Ümittir, olmazlara olur dedirten
Ümittir karanlıkta ışık belirten.
Her gün bir ümitle koşup gittiğimiz, birkaç küçük haberle sevindiğimiz kırk gün, hüzün ile son buldu.
Eşim Fatma Hanım, tam kırkıncı gününün sabahı Hakk’ın rahmetine kavuştu.
Hastahanenin yoğun bakım ünitesinde, yoğun bir ıztırapla kaldığı ve bir iki dakikayla da sınırlı olsa, ara sıra görüştüğümüz zamanlar, hâlinden hiç şikâyet etmez, “İnşaallah iyileşeceğim” derdi. Biz de onu hem teselli eder, hem de, söylediği bu ümit dolu sözle teselli olurduk.
Hep kelimelerin, cümlelerin arkasında bir ışık arar; doktorların dudaklarında bir tebessüm görsek, müjde sayar; o geceyi, uyuyarak geçirirdik.
Regaib Gecesi, yokluğuyla hüzünlendim ve ona, gönül dolusu duâ ettim; Rabbimizden, Şâfî ism-i şerifi hürmetine şifasını istedim.
Biz, kuluz.
İstemek bizden, vermek O’nun şanından!
Bir gün, evimizdeki çiçekler arasında onun en çok sevdiği Orkide’nin tomurcuk verdiğini gördüğümde heyecanlandım ve derinliklerimden gelen bir fısıltıyla; “İnşaallah, bu tomurcuklar açıncaya kadar, afiyetle evimize döner” dedim, içim sızlayarak; bekleyişle, ümitle…

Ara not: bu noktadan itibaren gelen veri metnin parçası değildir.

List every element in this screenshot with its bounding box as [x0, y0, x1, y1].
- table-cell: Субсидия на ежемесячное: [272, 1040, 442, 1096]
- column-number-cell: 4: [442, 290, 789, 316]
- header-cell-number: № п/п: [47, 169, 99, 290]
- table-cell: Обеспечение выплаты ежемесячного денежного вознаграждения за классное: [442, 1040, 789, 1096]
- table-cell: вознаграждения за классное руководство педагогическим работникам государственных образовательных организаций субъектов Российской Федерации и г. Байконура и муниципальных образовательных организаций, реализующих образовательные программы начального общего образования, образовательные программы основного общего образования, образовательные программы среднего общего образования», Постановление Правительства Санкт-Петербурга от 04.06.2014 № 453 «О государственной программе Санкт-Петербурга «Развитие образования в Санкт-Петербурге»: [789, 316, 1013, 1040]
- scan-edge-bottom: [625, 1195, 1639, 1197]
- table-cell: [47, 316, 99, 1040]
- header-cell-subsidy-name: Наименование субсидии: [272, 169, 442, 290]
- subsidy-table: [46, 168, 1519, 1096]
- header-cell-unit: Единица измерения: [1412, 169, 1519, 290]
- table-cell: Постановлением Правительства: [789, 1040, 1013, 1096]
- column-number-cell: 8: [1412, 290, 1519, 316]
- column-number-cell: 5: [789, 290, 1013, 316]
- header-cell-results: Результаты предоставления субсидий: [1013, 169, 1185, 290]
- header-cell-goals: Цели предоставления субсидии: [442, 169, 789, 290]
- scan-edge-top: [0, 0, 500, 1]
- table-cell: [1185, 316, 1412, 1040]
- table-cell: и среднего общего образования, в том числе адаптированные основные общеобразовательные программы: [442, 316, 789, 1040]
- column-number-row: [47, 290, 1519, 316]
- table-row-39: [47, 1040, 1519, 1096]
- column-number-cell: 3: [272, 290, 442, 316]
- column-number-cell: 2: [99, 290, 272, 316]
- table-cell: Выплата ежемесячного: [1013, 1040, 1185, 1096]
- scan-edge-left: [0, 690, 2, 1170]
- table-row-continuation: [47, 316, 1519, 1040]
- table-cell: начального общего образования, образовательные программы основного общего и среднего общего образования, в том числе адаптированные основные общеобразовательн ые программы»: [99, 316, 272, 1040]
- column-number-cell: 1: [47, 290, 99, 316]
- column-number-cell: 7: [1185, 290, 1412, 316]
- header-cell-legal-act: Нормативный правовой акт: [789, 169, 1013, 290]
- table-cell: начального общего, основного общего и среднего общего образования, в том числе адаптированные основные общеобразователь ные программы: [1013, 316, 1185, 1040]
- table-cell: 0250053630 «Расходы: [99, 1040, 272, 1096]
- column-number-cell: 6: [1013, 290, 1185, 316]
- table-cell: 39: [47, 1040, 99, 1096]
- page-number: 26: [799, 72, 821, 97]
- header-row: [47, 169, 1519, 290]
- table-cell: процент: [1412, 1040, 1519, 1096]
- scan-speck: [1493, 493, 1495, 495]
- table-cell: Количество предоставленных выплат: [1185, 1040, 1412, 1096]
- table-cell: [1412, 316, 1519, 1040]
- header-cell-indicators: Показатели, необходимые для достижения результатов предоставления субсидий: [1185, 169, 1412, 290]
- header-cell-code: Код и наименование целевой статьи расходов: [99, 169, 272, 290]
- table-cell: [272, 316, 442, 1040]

O an kalemim konuştu dilime bedel ve o ruh hâletiyle bir beyit yakaladım, alelacele:
Çok sevdiğin Orkide, tomurcuğa durdu, bak
Gittin, yattın oralarda; uyan artık, uyan kalk.
O gün, son günün, birkaç gün öncesiydi…
Yoğun bakım ünitesinin kapısı açıldığında gördüğüm Fatma Hanımın gözleri kapalıydı. Görevli hemşireler, “Hastanız bugün hep uyuyor” diye ifade ettiler, gördüğüm bu flu tabloyu.
Yine ümitlendim; “Zahir acıları bir parça dinmiş olmalı” dedim, kendi kendime.
Nereden bilebilirdim ki o gözlerin, bir süre sonra, açılmamak üzere kapanacağını?
Bir sabah, çağırdılar; “Durum ciddî” dediler.
Çoluk çocuk koştuk hastane kapısına, korku dolu canhıraş bir çabayla.
O zaman, kırkıncı gün ve yoğun bakım ünitesi önünde geçen kırk dakikaya, kırk türlü endişenin sığdığı, ürpertinin resm-i geçit zamanı!
Ve nihayet, kulağıma çalan, “İnnâ lillâhi ve innâ ileyhi râciûn” sesi…
İşte, bu âyetin sesi, bizde kesti nefesi!
“El-mevtü hakkun”
İmanımız o ki; her canlı ölümü tadacaktır.
Fatma Hanım gibi; nice Fatmalar, Ayşeler; nice Aliler, Veliler gibi…
Ruhumuzda metcezir, gözlerimiz buğulu…
Gün yerine hüzün doğdu, o sabah.
Fakat biliriz ki: O’ndan gelen, O’na gider. Ve biliriz ki, her şey fâni; bâkî olan ancak, O.
Velhasıl;
Sahne, son sahne: Acı bitti; o da gitti…
Rabbim, Fatma Hanıma ve cümle mevtâlarımıza rahmetiyle; affıyla, mağfiretiyle, merhametiyle muamele eylesin. Âmin.